This post is the 2nd in a series about basic concepts in programming and Computer Science. You can find all the posts in the series below.

  1. CS Basics: Binary Conversion
  2. CS Basics: Hex and 32 Bit Conversion
  3. CS Basics: Detour - Nibbles, MSB, and LSB
  4. CS Basics: Converting Between Different Bases

In the last post in this series, we covered converting binary, quaternary, and octal numbers. Now we’ll go through hexadecimal and 32 bit numbers. If you haven’t read the first post, go ahead and read it now then come back.

Converting hex and 32 bit numbers is pretty close to the same as converting smaller bases, but there’s one important difference — we have to be able to account for numbers larger than 9.

We already know that the decimal system, or regular integers, can go from 0 - 9 in each digit. The trouble with something like hexadecimal, or Base16, numbers (and higher) is that there’s no way to represent something larger than 9 with a single-digit integer.

So what do we do?

Well, we use letter characters.

For hex and 32-bit numbers 0 - 9 are the same as decimal. When the digit gets larger than 9 we use letters.

Hex: 1 - 9, A - F

32 Bit: 1 - 9, A - V

That’s it!

Hexadecimal (Base16)

65536 4096 256 16 1
0 0
1 1
10 A
11 B
12 C
13 D
14 E
15 F
16 1 0
17 1 1
26 1 A

As you can see, each digit in hexadecimal can represent 16 unique numbers.

Two digits can represent 256 unique numbers. If you’ve used hex colors, you’re using hexadecimal numbers with six digits. That’s 256 3 , or 16,777,216, color values.

Honestly, this table could go on forever, so I’m going to whip up a hex multiplication table with client-side JavaScript and you can use that for reference if you need to.
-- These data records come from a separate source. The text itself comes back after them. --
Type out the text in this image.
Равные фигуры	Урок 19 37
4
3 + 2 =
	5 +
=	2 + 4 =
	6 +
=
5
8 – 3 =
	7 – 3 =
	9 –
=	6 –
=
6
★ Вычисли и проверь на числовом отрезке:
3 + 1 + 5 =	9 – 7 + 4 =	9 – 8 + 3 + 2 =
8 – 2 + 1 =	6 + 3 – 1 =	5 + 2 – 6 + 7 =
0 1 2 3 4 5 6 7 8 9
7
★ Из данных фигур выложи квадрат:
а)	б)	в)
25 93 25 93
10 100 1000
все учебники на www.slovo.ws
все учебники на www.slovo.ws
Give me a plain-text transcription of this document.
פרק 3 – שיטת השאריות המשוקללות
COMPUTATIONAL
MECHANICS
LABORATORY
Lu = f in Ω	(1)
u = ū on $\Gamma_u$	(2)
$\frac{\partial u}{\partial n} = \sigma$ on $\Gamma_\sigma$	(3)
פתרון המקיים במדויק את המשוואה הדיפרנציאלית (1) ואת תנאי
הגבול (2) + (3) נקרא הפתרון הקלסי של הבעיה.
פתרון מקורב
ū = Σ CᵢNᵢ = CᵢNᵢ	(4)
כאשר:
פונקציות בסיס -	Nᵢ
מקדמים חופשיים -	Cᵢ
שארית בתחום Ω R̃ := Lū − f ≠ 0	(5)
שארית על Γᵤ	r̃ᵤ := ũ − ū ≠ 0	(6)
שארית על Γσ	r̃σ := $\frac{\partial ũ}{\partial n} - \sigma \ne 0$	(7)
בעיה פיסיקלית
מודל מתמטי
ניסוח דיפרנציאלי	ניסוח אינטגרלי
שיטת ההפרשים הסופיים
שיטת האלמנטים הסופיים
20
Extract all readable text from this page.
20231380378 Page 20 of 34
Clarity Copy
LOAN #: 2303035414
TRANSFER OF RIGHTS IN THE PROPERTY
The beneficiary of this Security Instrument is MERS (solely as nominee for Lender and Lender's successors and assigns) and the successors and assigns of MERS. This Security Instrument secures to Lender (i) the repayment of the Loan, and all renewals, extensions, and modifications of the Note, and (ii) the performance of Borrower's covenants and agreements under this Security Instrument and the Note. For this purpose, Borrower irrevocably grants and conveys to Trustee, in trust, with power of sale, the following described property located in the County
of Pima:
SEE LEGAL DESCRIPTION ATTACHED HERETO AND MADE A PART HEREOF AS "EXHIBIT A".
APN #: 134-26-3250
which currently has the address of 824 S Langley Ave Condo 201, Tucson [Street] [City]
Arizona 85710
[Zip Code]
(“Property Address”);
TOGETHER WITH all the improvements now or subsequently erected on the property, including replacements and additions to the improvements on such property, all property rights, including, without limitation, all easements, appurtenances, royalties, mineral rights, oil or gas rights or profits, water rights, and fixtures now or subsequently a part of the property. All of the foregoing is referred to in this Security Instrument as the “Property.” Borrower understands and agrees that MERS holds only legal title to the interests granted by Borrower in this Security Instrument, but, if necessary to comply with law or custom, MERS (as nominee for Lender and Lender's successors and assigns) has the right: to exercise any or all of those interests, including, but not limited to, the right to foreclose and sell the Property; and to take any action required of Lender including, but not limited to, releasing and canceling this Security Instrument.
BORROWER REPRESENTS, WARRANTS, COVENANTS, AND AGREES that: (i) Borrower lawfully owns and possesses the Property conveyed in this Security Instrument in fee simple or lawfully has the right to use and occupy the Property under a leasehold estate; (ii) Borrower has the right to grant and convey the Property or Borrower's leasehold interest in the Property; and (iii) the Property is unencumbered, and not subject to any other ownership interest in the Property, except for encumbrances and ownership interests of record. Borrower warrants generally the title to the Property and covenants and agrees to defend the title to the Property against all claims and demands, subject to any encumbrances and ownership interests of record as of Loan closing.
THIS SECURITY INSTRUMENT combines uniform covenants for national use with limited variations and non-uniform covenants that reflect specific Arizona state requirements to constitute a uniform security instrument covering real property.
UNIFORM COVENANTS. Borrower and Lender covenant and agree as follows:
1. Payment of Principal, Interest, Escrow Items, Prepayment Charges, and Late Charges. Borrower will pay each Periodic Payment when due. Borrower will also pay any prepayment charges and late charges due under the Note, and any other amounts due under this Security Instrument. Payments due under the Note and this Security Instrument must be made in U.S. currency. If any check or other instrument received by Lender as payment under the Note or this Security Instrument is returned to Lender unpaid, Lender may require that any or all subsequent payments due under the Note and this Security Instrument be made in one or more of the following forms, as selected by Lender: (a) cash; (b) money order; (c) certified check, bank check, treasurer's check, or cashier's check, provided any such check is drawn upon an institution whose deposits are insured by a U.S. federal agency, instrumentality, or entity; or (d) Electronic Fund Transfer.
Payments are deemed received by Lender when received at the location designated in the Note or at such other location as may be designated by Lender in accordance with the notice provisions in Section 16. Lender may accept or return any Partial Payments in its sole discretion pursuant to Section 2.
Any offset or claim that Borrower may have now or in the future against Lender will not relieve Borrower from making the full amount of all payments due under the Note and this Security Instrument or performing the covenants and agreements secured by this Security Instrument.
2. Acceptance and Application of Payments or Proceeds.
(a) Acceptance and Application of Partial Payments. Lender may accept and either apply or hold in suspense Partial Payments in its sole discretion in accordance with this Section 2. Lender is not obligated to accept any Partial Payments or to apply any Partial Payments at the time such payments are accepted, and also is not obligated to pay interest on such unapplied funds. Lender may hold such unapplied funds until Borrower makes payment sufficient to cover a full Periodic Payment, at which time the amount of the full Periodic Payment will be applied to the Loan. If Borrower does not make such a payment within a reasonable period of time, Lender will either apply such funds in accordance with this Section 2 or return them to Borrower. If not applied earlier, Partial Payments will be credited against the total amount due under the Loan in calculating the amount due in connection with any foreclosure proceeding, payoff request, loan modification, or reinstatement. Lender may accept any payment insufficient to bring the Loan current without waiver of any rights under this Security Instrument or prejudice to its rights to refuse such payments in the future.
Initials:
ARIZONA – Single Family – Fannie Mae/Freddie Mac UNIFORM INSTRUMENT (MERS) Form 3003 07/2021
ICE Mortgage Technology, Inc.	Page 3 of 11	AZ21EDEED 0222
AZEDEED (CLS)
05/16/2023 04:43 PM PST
JavaScript provides some nice convenience methods for converting a binary number to a different base representation. To get the values for the table below, all I had to do was multiply two values and then write cellValue = product.toString(16), which will convert an integer to a string that represents the given base’s value.

So, that leaves 32-bit conversions. Those behave exactly the same as hexadecimal conversions, but since we’re dealing with numbers larger than 15, we need to include additional substitution characters.

Two 32-bit digits can account for 1,024 decimal numbers.